Henry’s Lake, September 5th, 2020

The lake is fishing fairly well for medium sized cutthroat trout responding to traditional Henry’s Lake patterns  (see Bill Schiess’s book “Fishing Henry’s Lake”). The water is still a bit warm, but with cooling weather the biggest fish will begin to leave the deepest water and move around the lake.


Henry’s Fork, September 5th, 2020

The cooler weather predicted for next week should cool the lower river off enough to bring on the tiny BWOs and hopefully not hurt the terrestrial bugs. Pitching streamers on this part of the river during low light conditions will become increasingly effective as we move through the fall season. Noe might be the time to start building a supply of streamers and woolly bugger types for those resident brown trout.


South Fork, September 5th, 2020

Flow out of Palisades Dam was dropped to 8230 cfs Thursday ( 9160 cfs at Heise, 4160 cfs at Lorenzo).  Looks like we may have some more BWO weather right after Labor Day. Forecasts say cool and cloudy, so “just what the doctor ordered” if you are waiting for the Fall season.  That season won’t start officially until about 9/20, but Ma Nature likes to tease us a bit when it comes to weather.


South Fork, September 1st, 2020

Our rainy day yesterday brought BWOs out on the South Fork.  Their numbers were only temporary because we are back to summer weather. But that temporary presence means they are waiting for more permanent cool weather to begin emerging big time.  So if you fish the South Fork, it is time to stock up on BWO life cycle patterns.

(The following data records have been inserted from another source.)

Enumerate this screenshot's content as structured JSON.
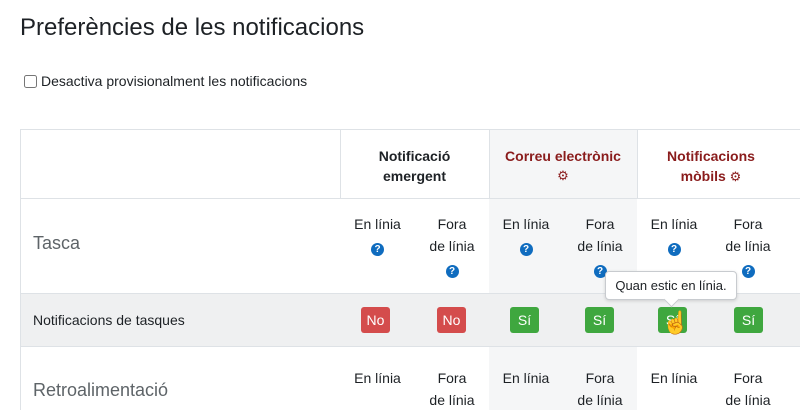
{
  "page": {
    "title": "Preferències de les notificacions",
    "disable_label": "Desactiva provisionalment les notificacions",
    "disable_checked": false
  },
  "columns": {
    "popup": {
      "label_line1": "Notificació",
      "label_line2": "emergent",
      "color": "#1d2125",
      "has_gear": false
    },
    "email": {
      "label_line1": "Correu electrònic",
      "color": "#8a1c1c",
      "has_gear": true,
      "gear_icon": "gear-icon"
    },
    "mobile": {
      "label_line1": "Notificacions",
      "label_line2": "mòbils",
      "color": "#8a1c1c",
      "has_gear": true,
      "gear_icon": "gear-icon"
    }
  },
  "subheaders": {
    "online": "En línia",
    "offline_line1": "Fora",
    "offline_line2": "de línia",
    "help_icon": "question-icon",
    "help_glyph": "?"
  },
  "sections": [
    {
      "label": "Tasca",
      "rows": [
        {
          "label": "Notificacions de tasques",
          "values": {
            "popup_online": "No",
            "popup_offline": "No",
            "email_online": "Sí",
            "email_offline": "Sí",
            "mobile_online": "Sí",
            "mobile_offline": "Sí"
          }
        }
      ]
    },
    {
      "label": "Retroalimentació"
    }
  ],
  "tooltip": {
    "text": "Quan estic en línia."
  },
  "colors": {
    "yes": "#3fa73f",
    "no": "#d44c4c",
    "header_red": "#8a1c1c",
    "help_blue": "#0f6cbf"
  }
}
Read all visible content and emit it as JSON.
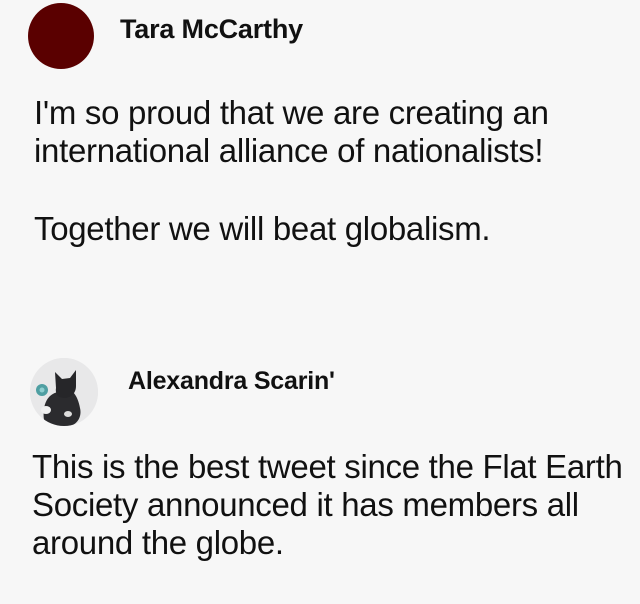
{
  "posts": [
    {
      "author": "Tara McCarthy",
      "avatar_color": "#5a0000",
      "paragraphs": [
        "I'm so proud that we are creating an international alliance of nationalists!",
        "Together we will beat globalism."
      ]
    },
    {
      "author": "Alexandra Scarin'",
      "avatar_icon": "cat-avatar-icon",
      "paragraphs": [
        "This is the best tweet since the Flat Earth Society announced it has members all around the globe."
      ]
    }
  ]
}
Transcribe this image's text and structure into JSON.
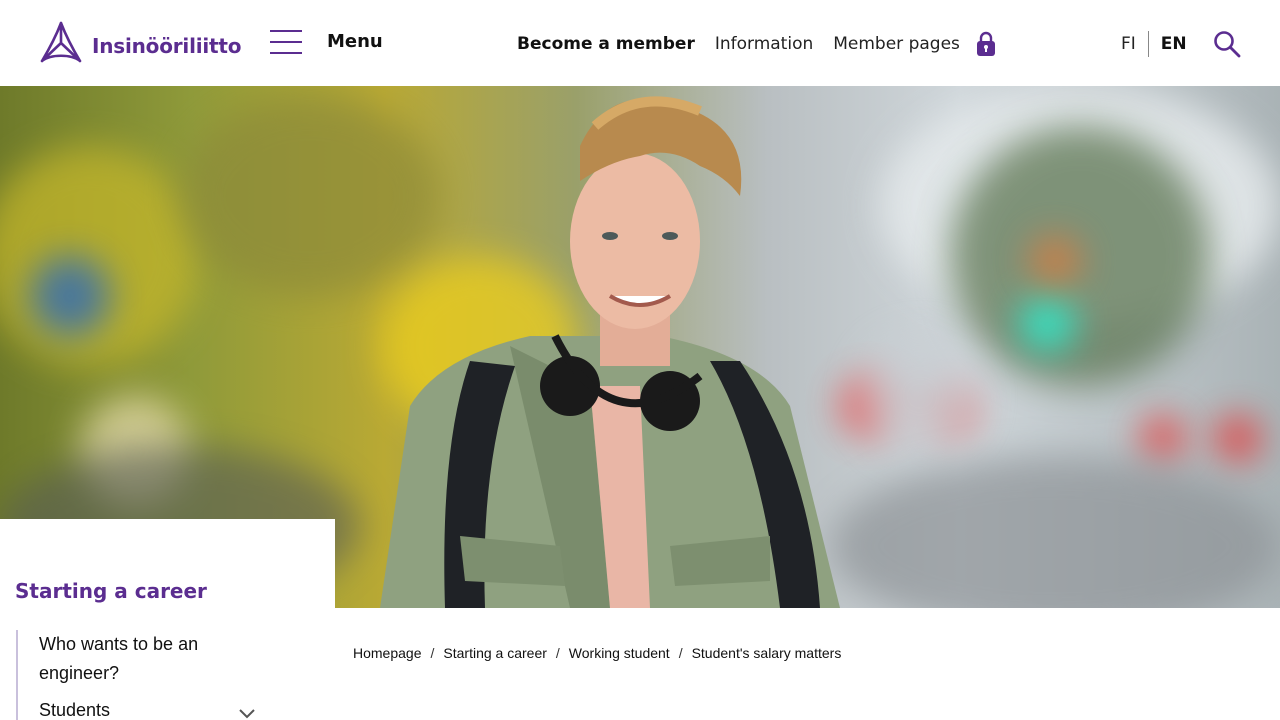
{
  "header": {
    "logo_text": "Insinööriliitto",
    "menu_label": "Menu",
    "nav": [
      {
        "label": "Become a member"
      },
      {
        "label": "Information"
      },
      {
        "label": "Member pages"
      }
    ],
    "lang": {
      "fi": "FI",
      "en": "EN"
    },
    "icons": {
      "menu": "hamburger-icon",
      "lock": "lock-icon",
      "search": "search-icon",
      "logo": "logo-icon"
    }
  },
  "hero": {
    "alt_description": ""
  },
  "sidebar": {
    "title": "Starting a career",
    "items": [
      {
        "label": "Who wants to be an engineer?"
      },
      {
        "label": "Students"
      }
    ]
  },
  "breadcrumb": [
    {
      "label": "Homepage"
    },
    {
      "label": "Starting a career"
    },
    {
      "label": "Working student"
    },
    {
      "label": "Student's salary matters"
    }
  ],
  "colors": {
    "brand": "#5b2d90",
    "text": "#111111",
    "background": "#ffffff"
  }
}
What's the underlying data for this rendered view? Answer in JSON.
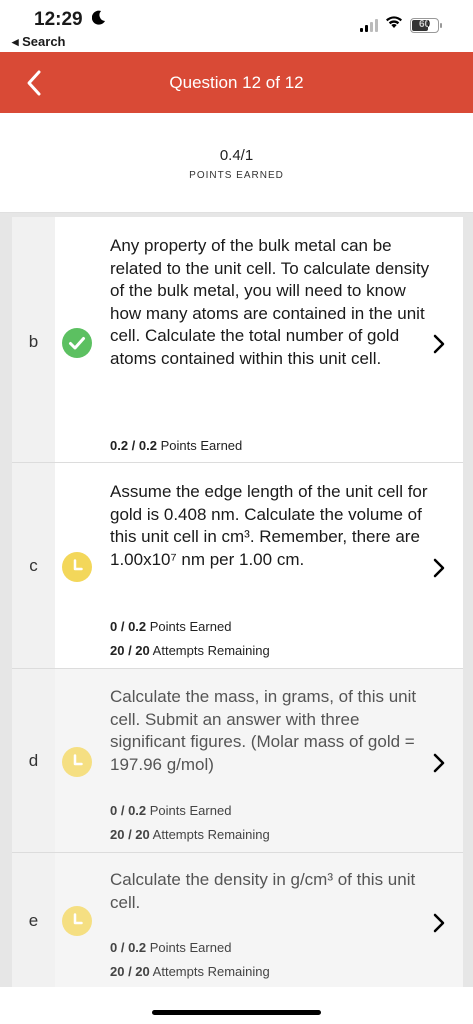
{
  "status_bar": {
    "time": "12:29",
    "back_label": "◂ Search",
    "battery": "60"
  },
  "header": {
    "title": "Question 12 of 12",
    "accent_color": "#d94a36"
  },
  "summary": {
    "score": "0.4/1",
    "score_label": "POINTS EARNED"
  },
  "parts": [
    {
      "letter": "b",
      "status": "complete",
      "question": "Any property of the bulk metal can be related to the unit cell. To calculate density of the bulk metal, you will need to know how many atoms are contained in the unit cell. Calculate the total number of gold atoms contained within this unit cell.",
      "points_value": "0.2 / 0.2",
      "points_suffix": "Points Earned"
    },
    {
      "letter": "c",
      "status": "in-progress",
      "question": "Assume the edge length of the unit cell for gold is 0.408 nm. Calculate the volume of this unit cell in cm³. Remember, there are 1.00x10⁷ nm per 1.00 cm.",
      "points_value": "0 / 0.2",
      "points_suffix": "Points Earned",
      "attempts_value": "20 / 20",
      "attempts_suffix": "Attempts Remaining"
    },
    {
      "letter": "d",
      "status": "in-progress",
      "question": "Calculate the mass, in grams, of this unit cell. Submit an answer with three significant figures. (Molar mass of gold = 197.96 g/mol)",
      "points_value": "0 / 0.2",
      "points_suffix": "Points Earned",
      "attempts_value": "20 / 20",
      "attempts_suffix": "Attempts Remaining"
    },
    {
      "letter": "e",
      "status": "in-progress",
      "question": "Calculate the density in g/cm³ of this unit cell.",
      "points_value": "0 / 0.2",
      "points_suffix": "Points Earned",
      "attempts_value": "20 / 20",
      "attempts_suffix": "Attempts Remaining"
    }
  ]
}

Henry’s Fork, August 29th, 2020

Pretty much the same conditions as our report of four days ago.  With respect to the lower river, terrestrial insect patterns work during evenings and early AMs. We are closer to cooling off and the resulting tiny BWO emergence. For the upper river’s Last Chance-Harriman section, tricos in the early AM and hopper and ant patterns after they quit.  For presenting those patterns; long, drag-free floats over good holding water near banks and overhangs will bring results.  Don’t shy away from a stout (3X) tippet when doing so.  You will need it when tying into a really good fish that wants to get down in the abundant weeds.